The above examples are provided to illustrate the disclosed embodiments of the invention and are not to be construed as limiting the invention. In addition, many modifications and variations of the methods and compositions of the invention set forth herein will be apparent to those of ordinary skill in the art without departing from the scope and spirit of the invention. While the invention has been specifically described in connection with various specific preferred embodiments thereof, it should be understood that the invention should not be unduly limited to such specific embodiments. Indeed, various modifications of the described modes for carrying out the invention which are obvious to those skilled in the art are intended to be within the scope of the present invention.

Claims (9)

1. Use of a ratio of levels of hemoglobin to transferrin in a sample, said ratio of hemoglobin to transferrin being greater than or equal to 24.93, in the preparation of a kit for detecting and/or identifying gastrointestinal bleeding, to indicate the likelihood of perianal fresh bleeding, and to suggest a clinical query.
2. The use according to claim 1, wherein the sample is hemoglobin and transferrin obtained from human feces.
3. The use according to claim 1, wherein the kit further comprises a detection reagent for detecting hemoglobin and a detection reagent for detecting transferrin.

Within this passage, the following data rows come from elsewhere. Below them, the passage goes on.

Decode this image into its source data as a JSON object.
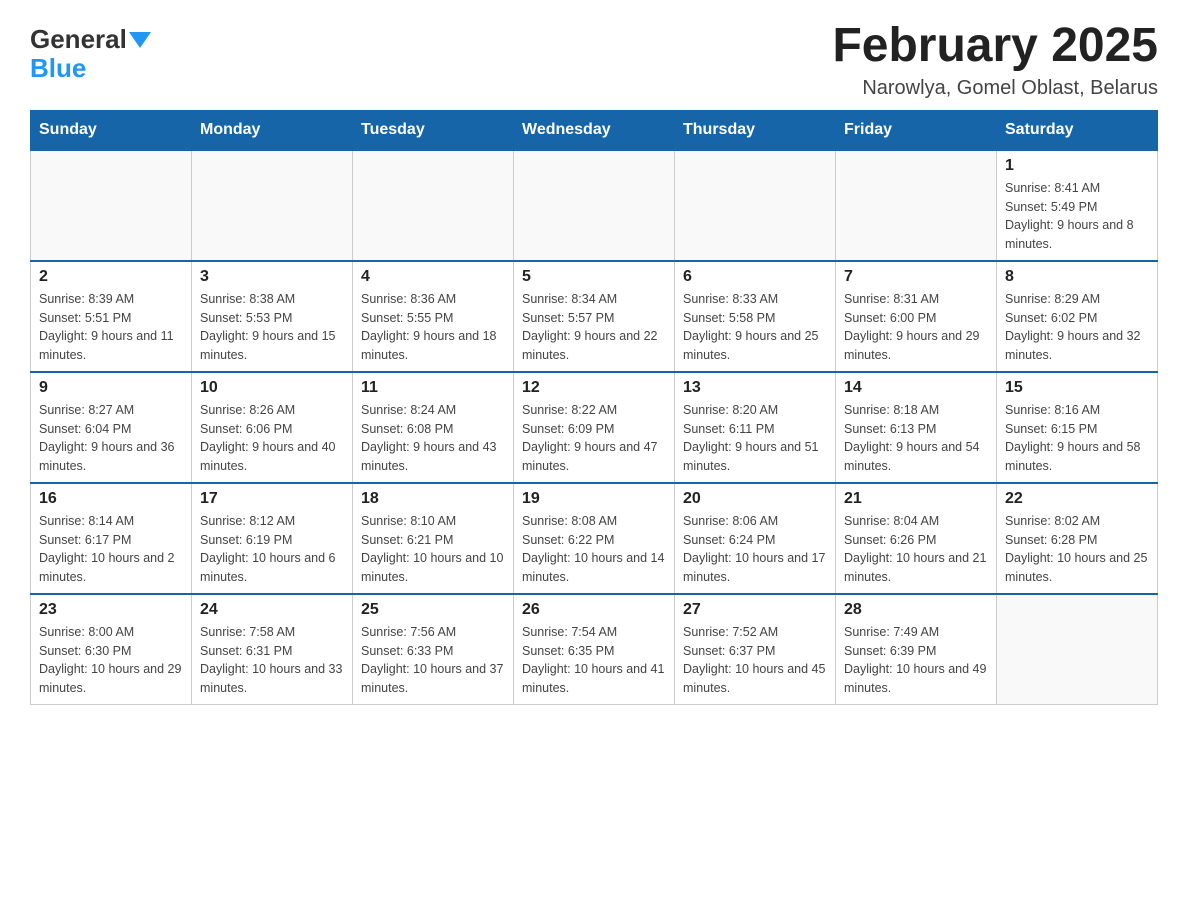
{
  "header": {
    "logo": {
      "general": "General",
      "blue": "Blue",
      "arrow": "▲"
    },
    "title": "February 2025",
    "subtitle": "Narowlya, Gomel Oblast, Belarus"
  },
  "days_of_week": [
    "Sunday",
    "Monday",
    "Tuesday",
    "Wednesday",
    "Thursday",
    "Friday",
    "Saturday"
  ],
  "weeks": [
    [
      {
        "day": "",
        "info": ""
      },
      {
        "day": "",
        "info": ""
      },
      {
        "day": "",
        "info": ""
      },
      {
        "day": "",
        "info": ""
      },
      {
        "day": "",
        "info": ""
      },
      {
        "day": "",
        "info": ""
      },
      {
        "day": "1",
        "info": "Sunrise: 8:41 AM\nSunset: 5:49 PM\nDaylight: 9 hours and 8 minutes."
      }
    ],
    [
      {
        "day": "2",
        "info": "Sunrise: 8:39 AM\nSunset: 5:51 PM\nDaylight: 9 hours and 11 minutes."
      },
      {
        "day": "3",
        "info": "Sunrise: 8:38 AM\nSunset: 5:53 PM\nDaylight: 9 hours and 15 minutes."
      },
      {
        "day": "4",
        "info": "Sunrise: 8:36 AM\nSunset: 5:55 PM\nDaylight: 9 hours and 18 minutes."
      },
      {
        "day": "5",
        "info": "Sunrise: 8:34 AM\nSunset: 5:57 PM\nDaylight: 9 hours and 22 minutes."
      },
      {
        "day": "6",
        "info": "Sunrise: 8:33 AM\nSunset: 5:58 PM\nDaylight: 9 hours and 25 minutes."
      },
      {
        "day": "7",
        "info": "Sunrise: 8:31 AM\nSunset: 6:00 PM\nDaylight: 9 hours and 29 minutes."
      },
      {
        "day": "8",
        "info": "Sunrise: 8:29 AM\nSunset: 6:02 PM\nDaylight: 9 hours and 32 minutes."
      }
    ],
    [
      {
        "day": "9",
        "info": "Sunrise: 8:27 AM\nSunset: 6:04 PM\nDaylight: 9 hours and 36 minutes."
      },
      {
        "day": "10",
        "info": "Sunrise: 8:26 AM\nSunset: 6:06 PM\nDaylight: 9 hours and 40 minutes."
      },
      {
        "day": "11",
        "info": "Sunrise: 8:24 AM\nSunset: 6:08 PM\nDaylight: 9 hours and 43 minutes."
      },
      {
        "day": "12",
        "info": "Sunrise: 8:22 AM\nSunset: 6:09 PM\nDaylight: 9 hours and 47 minutes."
      },
      {
        "day": "13",
        "info": "Sunrise: 8:20 AM\nSunset: 6:11 PM\nDaylight: 9 hours and 51 minutes."
      },
      {
        "day": "14",
        "info": "Sunrise: 8:18 AM\nSunset: 6:13 PM\nDaylight: 9 hours and 54 minutes."
      },
      {
        "day": "15",
        "info": "Sunrise: 8:16 AM\nSunset: 6:15 PM\nDaylight: 9 hours and 58 minutes."
      }
    ],
    [
      {
        "day": "16",
        "info": "Sunrise: 8:14 AM\nSunset: 6:17 PM\nDaylight: 10 hours and 2 minutes."
      },
      {
        "day": "17",
        "info": "Sunrise: 8:12 AM\nSunset: 6:19 PM\nDaylight: 10 hours and 6 minutes."
      },
      {
        "day": "18",
        "info": "Sunrise: 8:10 AM\nSunset: 6:21 PM\nDaylight: 10 hours and 10 minutes."
      },
      {
        "day": "19",
        "info": "Sunrise: 8:08 AM\nSunset: 6:22 PM\nDaylight: 10 hours and 14 minutes."
      },
      {
        "day": "20",
        "info": "Sunrise: 8:06 AM\nSunset: 6:24 PM\nDaylight: 10 hours and 17 minutes."
      },
      {
        "day": "21",
        "info": "Sunrise: 8:04 AM\nSunset: 6:26 PM\nDaylight: 10 hours and 21 minutes."
      },
      {
        "day": "22",
        "info": "Sunrise: 8:02 AM\nSunset: 6:28 PM\nDaylight: 10 hours and 25 minutes."
      }
    ],
    [
      {
        "day": "23",
        "info": "Sunrise: 8:00 AM\nSunset: 6:30 PM\nDaylight: 10 hours and 29 minutes."
      },
      {
        "day": "24",
        "info": "Sunrise: 7:58 AM\nSunset: 6:31 PM\nDaylight: 10 hours and 33 minutes."
      },
      {
        "day": "25",
        "info": "Sunrise: 7:56 AM\nSunset: 6:33 PM\nDaylight: 10 hours and 37 minutes."
      },
      {
        "day": "26",
        "info": "Sunrise: 7:54 AM\nSunset: 6:35 PM\nDaylight: 10 hours and 41 minutes."
      },
      {
        "day": "27",
        "info": "Sunrise: 7:52 AM\nSunset: 6:37 PM\nDaylight: 10 hours and 45 minutes."
      },
      {
        "day": "28",
        "info": "Sunrise: 7:49 AM\nSunset: 6:39 PM\nDaylight: 10 hours and 49 minutes."
      },
      {
        "day": "",
        "info": ""
      }
    ]
  ]
}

4. The use according to claim 3, wherein the detection reagent for detecting hemoglobin comprises a hemoglobin antibody and the detection reagent for detecting transferrin comprises a transferrin antibody.
5. The use of claim 4, wherein the hemoglobin antibody and the transferrin antibody are each separately associated with a respective carrier.

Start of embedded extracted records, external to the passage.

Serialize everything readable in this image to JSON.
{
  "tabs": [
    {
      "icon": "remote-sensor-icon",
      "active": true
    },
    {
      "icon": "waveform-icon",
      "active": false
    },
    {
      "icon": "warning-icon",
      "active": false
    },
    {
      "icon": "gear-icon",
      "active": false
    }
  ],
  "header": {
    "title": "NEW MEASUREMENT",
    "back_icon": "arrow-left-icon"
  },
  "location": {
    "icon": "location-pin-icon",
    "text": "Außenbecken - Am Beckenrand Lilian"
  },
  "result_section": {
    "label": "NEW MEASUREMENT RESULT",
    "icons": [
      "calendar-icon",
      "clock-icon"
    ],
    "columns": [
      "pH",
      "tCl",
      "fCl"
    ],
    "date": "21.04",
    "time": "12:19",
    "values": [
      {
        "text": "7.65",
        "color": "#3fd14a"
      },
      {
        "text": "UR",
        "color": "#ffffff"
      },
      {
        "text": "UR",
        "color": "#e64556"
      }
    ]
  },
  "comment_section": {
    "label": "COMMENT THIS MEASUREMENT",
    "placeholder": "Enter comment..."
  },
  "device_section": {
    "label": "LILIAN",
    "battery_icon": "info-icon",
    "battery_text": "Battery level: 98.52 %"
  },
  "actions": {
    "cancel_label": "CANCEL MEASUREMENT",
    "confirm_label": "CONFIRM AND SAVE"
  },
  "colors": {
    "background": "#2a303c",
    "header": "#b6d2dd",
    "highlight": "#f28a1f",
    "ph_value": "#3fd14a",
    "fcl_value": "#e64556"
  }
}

6. The use according to claim 5, wherein both of said carriers are microspheres.
7. The use according to claim 1, wherein the kit further comprises hemoglobin and transferrin as positive controls or standards.
8. A kit for detecting and/or identifying gastrointestinal bleeding, the kit comprising a hemoglobin antibody and a transferrin antibody, both of which are associated with respective carriers, the carriers being microspheres, the hemoglobin antibody being used to detect the level of hemoglobin in a sample, the transferrin antibody being used to detect the level of transferrin in the sample, the ratio of hemoglobin to transferrin being greater than or equal to 24.93, indicating the possibility of perianal fresh bleeding, and a clinical query being advised.
9. The kit of claim 8, wherein the microspheres are selected from natural hydrocarbon polymers, synthetic polymers, superparamagnetic microspheres, or silica microspheres.